PR #276

open

Non-record: local RTX 4070 shared-depth RMS interface v0

val_bpb

1.6577

Architecture

Transformer

Optimizer

—

Artifact Size

5912023 bytes

Training Techniques

Architecture

depth sharing / shared-depth

Uses 4 physical blocks to implement 8 logical layers, reducing parameter count while preserving multiple logical passes.

parameters: {"layers":8,"physical_layers":4}

weight tying

Ties input and output embeddings.

parameters: null

KV head count

Uses fewer key/value heads than attention heads.

parameters: {"num_heads":8,"num_kv_heads":4}

RMSNorm interface

Adds extra pre-projection RMSNorm in the shared-depth interface.

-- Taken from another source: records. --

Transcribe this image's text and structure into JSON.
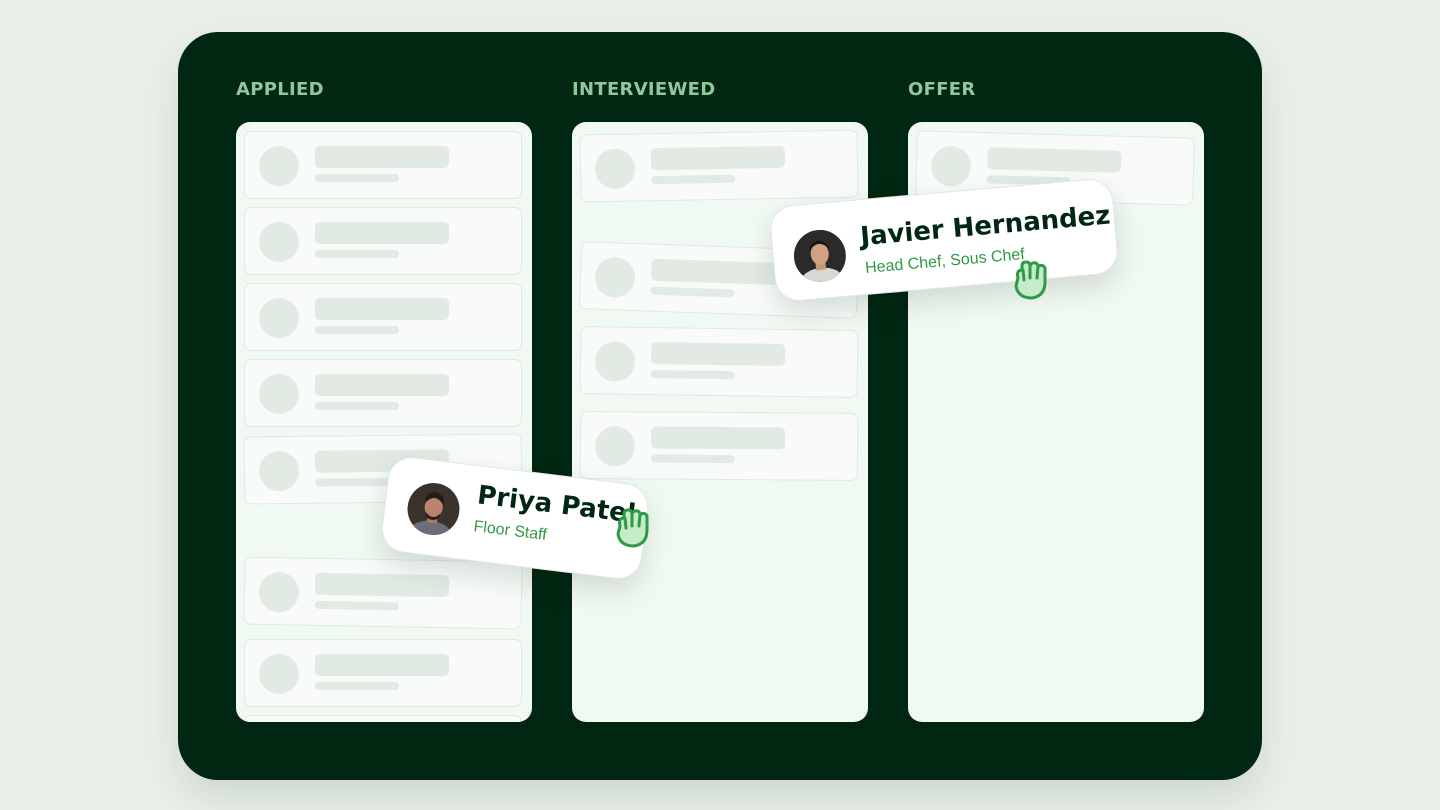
{
  "columns": [
    {
      "title": "APPLIED"
    },
    {
      "title": "INTERVIEWED"
    },
    {
      "title": "OFFER"
    }
  ],
  "dragging": [
    {
      "name": "Javier Hernandez",
      "role": "Head Chef, Sous Chef"
    },
    {
      "name": "Priya Patel",
      "role": "Floor Staff"
    }
  ],
  "colors": {
    "board": "#012611",
    "accent": "#2f9a45",
    "column_bg": "#f1f9f3",
    "skeleton": "#e1ebe3"
  },
  "icons": [
    "grab-hand-icon",
    "avatar"
  ]
}
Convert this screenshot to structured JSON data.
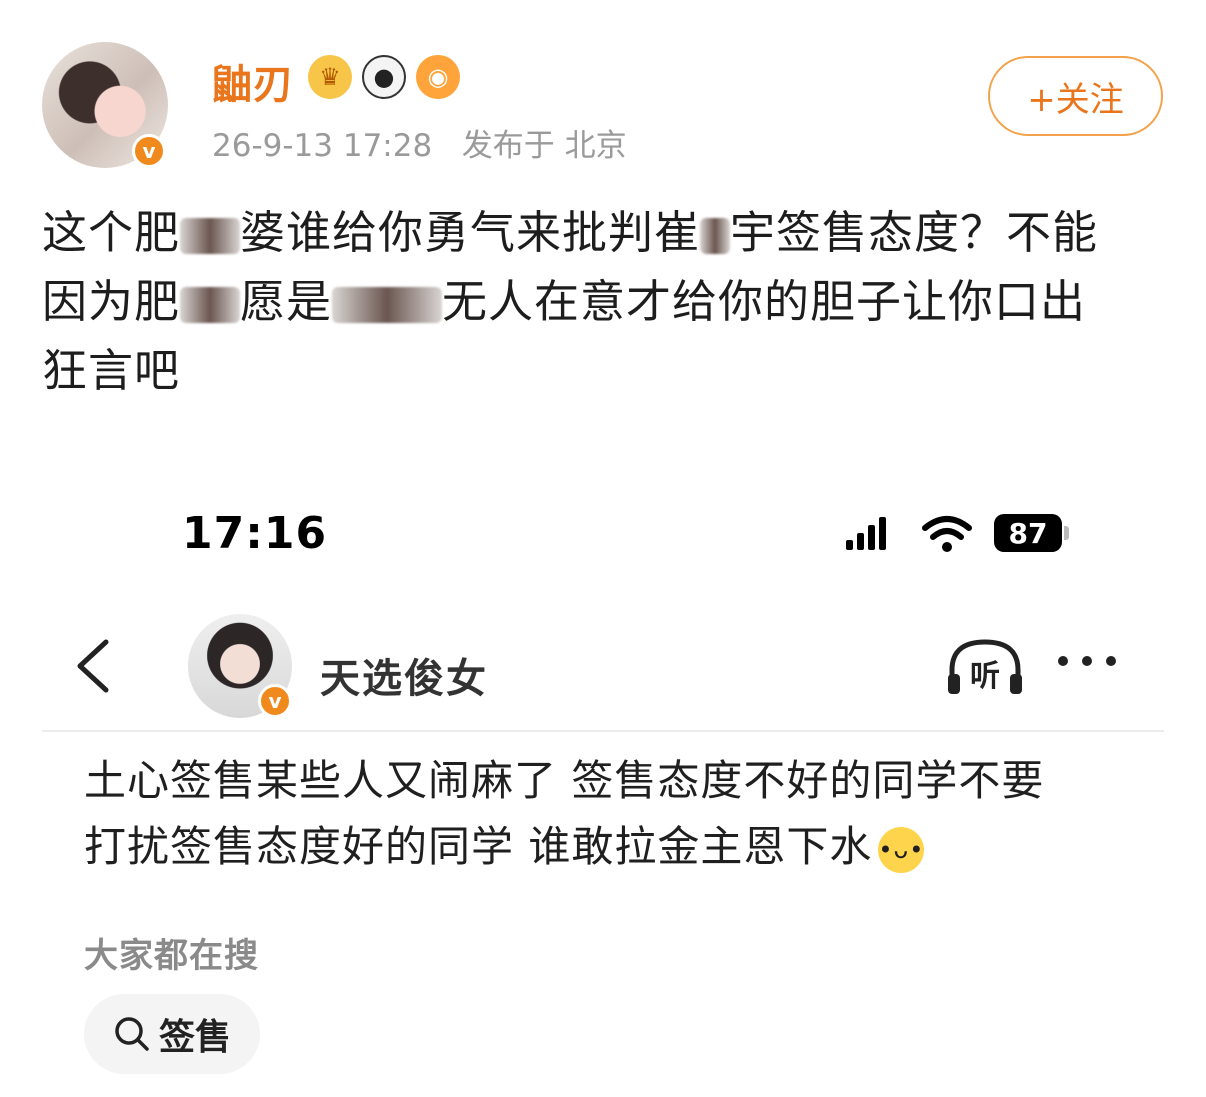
{
  "post": {
    "username": "鼬刃",
    "verified_mark": "v",
    "timestamp": "26-9-13 17:28",
    "location_text": "发布于 北京",
    "follow_label": "+关注",
    "text_line1_a": "这个肥",
    "text_line1_b": "婆谁给你勇气来批判崔",
    "text_line1_c": "宇签售态度？不能",
    "text_line2_a": "因为肥",
    "text_line2_b": "愿是",
    "text_line2_c": "无人在意才给你的胆子让你口出",
    "text_line3": "狂言吧"
  },
  "embedded": {
    "status_time": "17:16",
    "battery": "87",
    "username": "天选俊女",
    "verified_mark": "v",
    "listen_label": "听",
    "text_line1": "土心签售某些人又闹麻了 签售态度不好的同学不要",
    "text_line2": "打扰签售态度好的同学 谁敢拉金主恩下水",
    "search_caption": "大家都在搜",
    "search_chip_label": "签售"
  },
  "colors": {
    "accent": "#e9761d",
    "verified": "#f08a1c"
  },
  "icons": [
    "crown-badge-icon",
    "panda-badge-icon",
    "fish-badge-icon",
    "back-arrow-icon",
    "headphones-icon",
    "more-icon",
    "search-icon",
    "signal-icon",
    "wifi-icon"
  ]
}
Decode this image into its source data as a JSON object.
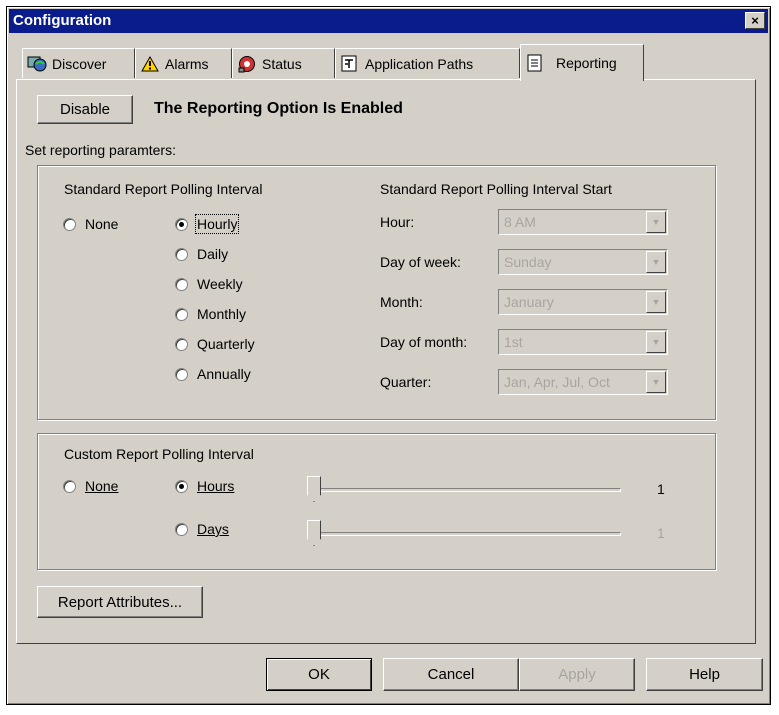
{
  "window": {
    "title": "Configuration",
    "close_label": "×"
  },
  "tabs": [
    {
      "label": "Discover",
      "icon": "discover-icon"
    },
    {
      "label": "Alarms",
      "icon": "alarm-icon"
    },
    {
      "label": "Status",
      "icon": "status-icon"
    },
    {
      "label": "Application Paths",
      "icon": "application-paths-icon"
    },
    {
      "label": "Reporting",
      "icon": "reporting-icon",
      "active": true
    }
  ],
  "reporting": {
    "disable_label": "Disable",
    "status_text": "The Reporting Option Is Enabled",
    "set_params_label": "Set reporting paramters:"
  },
  "standard": {
    "group_label": "Standard Report Polling Interval",
    "none_label": "None",
    "options": [
      "Hourly",
      "Daily",
      "Weekly",
      "Monthly",
      "Quarterly",
      "Annually"
    ],
    "selected": "Hourly"
  },
  "start": {
    "group_label": "Standard Report Polling Interval Start",
    "fields": [
      {
        "label": "Hour:",
        "value": "8 AM"
      },
      {
        "label": "Day of week:",
        "value": "Sunday"
      },
      {
        "label": "Month:",
        "value": "January"
      },
      {
        "label": "Day of month:",
        "value": "1st"
      },
      {
        "label": "Quarter:",
        "value": "Jan, Apr, Jul, Oct"
      }
    ]
  },
  "custom": {
    "group_label": "Custom Report Polling Interval",
    "none_label": "None",
    "hours_label": "Hours",
    "days_label": "Days",
    "hours_value": "1",
    "days_value": "1",
    "selected": "Hours"
  },
  "report_attributes_label": "Report Attributes...",
  "footer": {
    "ok": "OK",
    "cancel": "Cancel",
    "apply": "Apply",
    "help": "Help"
  },
  "colors": {
    "titlebar": "#0a1c8c",
    "face": "#d4d0c8",
    "disabled_text": "#a8a4a0"
  }
}
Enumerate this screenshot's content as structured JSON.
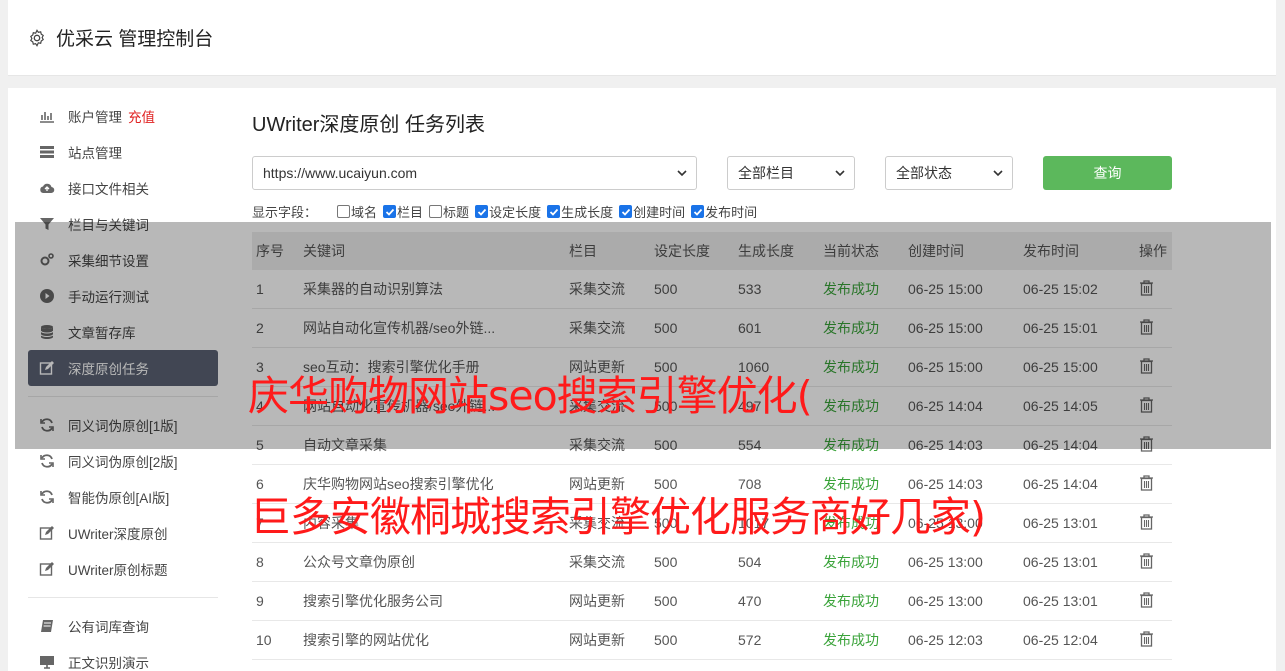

parameters: {"extra_proj_rmsnorm":1}

phase-conditioned scales

Adds tiny phase-conditioned scaling parameters to stabilize the shared-depth model.

parameters: {"phase_conditioned_scales":1,"phase_buckets":4}

Quantization

int8

bits: 8

scope: final serialized model

Compression

zlib

level: null

Sequence Length

sequence_length

train_length: 1024

eval_length: 1024

LR Schedule

warmup

parameters: {"warmup_steps":4}

Other

other

Training was capped by a 900-second wallclock limit and stopped early at 471/500 steps.

parameters: {"max_wallclock_seconds":900,"stopped_step":471,"total_steps":500}